La segunda razón es que se ataca a la persona en lugar de ver el problema. No es lo mismo decir "Esto me dolió" que decir "¿Por qué siempre eres tan egoísta?". La primera opción comparte un sentimiento propio, mientras que la segunda se vuelve un ataque directo. Cuando alguien siente que lo están atacando como persona, prefiere defenderse antes que solucionar el problema.
La tercera razón es necear con tener la razón. Si en una plática familiar nos empeñamos en decidir quién está bien y quién está mal, la conversación se vuelve una competencia. Al enfocarnos solo en convencer al otro, perdemos de vista el verdadero motivo por el cual dijo eso.
La cuarta razón es seguir la charla cuando las emociones ya están a flor de piel. Con el enojo al máximo, hasta el comentario más inocente puede sonar como una agresión.

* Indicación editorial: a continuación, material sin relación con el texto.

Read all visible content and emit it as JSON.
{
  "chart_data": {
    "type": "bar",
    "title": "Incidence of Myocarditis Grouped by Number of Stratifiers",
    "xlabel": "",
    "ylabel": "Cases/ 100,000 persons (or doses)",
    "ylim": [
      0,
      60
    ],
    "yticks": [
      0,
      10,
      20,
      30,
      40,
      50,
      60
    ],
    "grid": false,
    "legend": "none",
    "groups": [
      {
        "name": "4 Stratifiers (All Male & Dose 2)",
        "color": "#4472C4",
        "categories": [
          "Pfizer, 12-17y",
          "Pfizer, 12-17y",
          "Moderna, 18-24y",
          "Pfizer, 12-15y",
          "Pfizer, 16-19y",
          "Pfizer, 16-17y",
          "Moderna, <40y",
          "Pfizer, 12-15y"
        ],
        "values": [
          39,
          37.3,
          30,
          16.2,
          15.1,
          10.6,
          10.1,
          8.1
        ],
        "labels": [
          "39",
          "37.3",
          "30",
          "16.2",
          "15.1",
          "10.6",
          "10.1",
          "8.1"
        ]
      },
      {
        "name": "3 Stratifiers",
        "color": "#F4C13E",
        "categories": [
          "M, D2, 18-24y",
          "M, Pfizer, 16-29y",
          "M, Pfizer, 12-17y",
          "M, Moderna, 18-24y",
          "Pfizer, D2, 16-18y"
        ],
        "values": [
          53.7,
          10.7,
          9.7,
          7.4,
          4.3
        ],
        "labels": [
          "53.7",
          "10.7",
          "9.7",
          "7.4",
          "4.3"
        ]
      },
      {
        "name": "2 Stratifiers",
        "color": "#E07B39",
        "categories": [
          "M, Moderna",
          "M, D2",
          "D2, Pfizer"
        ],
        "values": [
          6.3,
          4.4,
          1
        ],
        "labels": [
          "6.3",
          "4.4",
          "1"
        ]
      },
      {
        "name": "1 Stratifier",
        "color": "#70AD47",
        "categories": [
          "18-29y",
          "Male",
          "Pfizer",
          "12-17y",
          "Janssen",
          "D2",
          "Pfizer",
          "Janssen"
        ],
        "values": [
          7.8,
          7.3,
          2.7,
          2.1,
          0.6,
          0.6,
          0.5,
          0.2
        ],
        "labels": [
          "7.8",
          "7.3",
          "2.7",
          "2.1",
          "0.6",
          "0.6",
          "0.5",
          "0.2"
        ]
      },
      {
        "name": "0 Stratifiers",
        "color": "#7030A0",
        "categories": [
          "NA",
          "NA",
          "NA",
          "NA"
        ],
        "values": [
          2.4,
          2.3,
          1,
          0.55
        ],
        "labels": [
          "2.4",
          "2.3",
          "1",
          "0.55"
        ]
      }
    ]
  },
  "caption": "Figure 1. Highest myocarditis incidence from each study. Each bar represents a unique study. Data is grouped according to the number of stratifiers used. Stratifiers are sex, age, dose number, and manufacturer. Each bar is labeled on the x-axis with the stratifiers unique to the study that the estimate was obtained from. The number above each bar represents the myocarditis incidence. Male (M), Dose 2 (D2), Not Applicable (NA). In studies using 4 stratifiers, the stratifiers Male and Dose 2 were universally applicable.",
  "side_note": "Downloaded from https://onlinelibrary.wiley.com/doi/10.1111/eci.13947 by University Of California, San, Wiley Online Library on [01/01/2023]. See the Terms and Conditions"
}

En esos momentos, en lugar de seguir explicando nuestro punto, parar un momento y calmar los ánimos es la mejor forma de cuidar la relación.
Conclusión
Una buena plática en familia no nace de saber hablar perfecto, sino de escuchar al otro hasta el final y tener la disposición de entender antes de juzgar. Cambiar el rumbo de una charla puede ser tan sencillo como dejar de reclamar con un "¿Por qué hiciste eso?" y preguntar: "¿Cómo te sentías en ese momento?".
La próxima vez que notes que una charla con tus familiares va camino a un conflicto, date un respiro. Piensa si estás intentando entender a la otra persona o si solo buscas ganar la discusión. Asimismo, cambia el "Tú siempre eres así" por un "Cuando escuché eso, me sentí muy sacado de onda (o muy triste)". Modificar un poco nuestra forma de dialogar —en lugar de querer cambiar a los demás— es el paso más real para reducir los pleitos. En las familias, el esfuerzo sincero por entendernos vale mucho más que tener la conversación perfecta.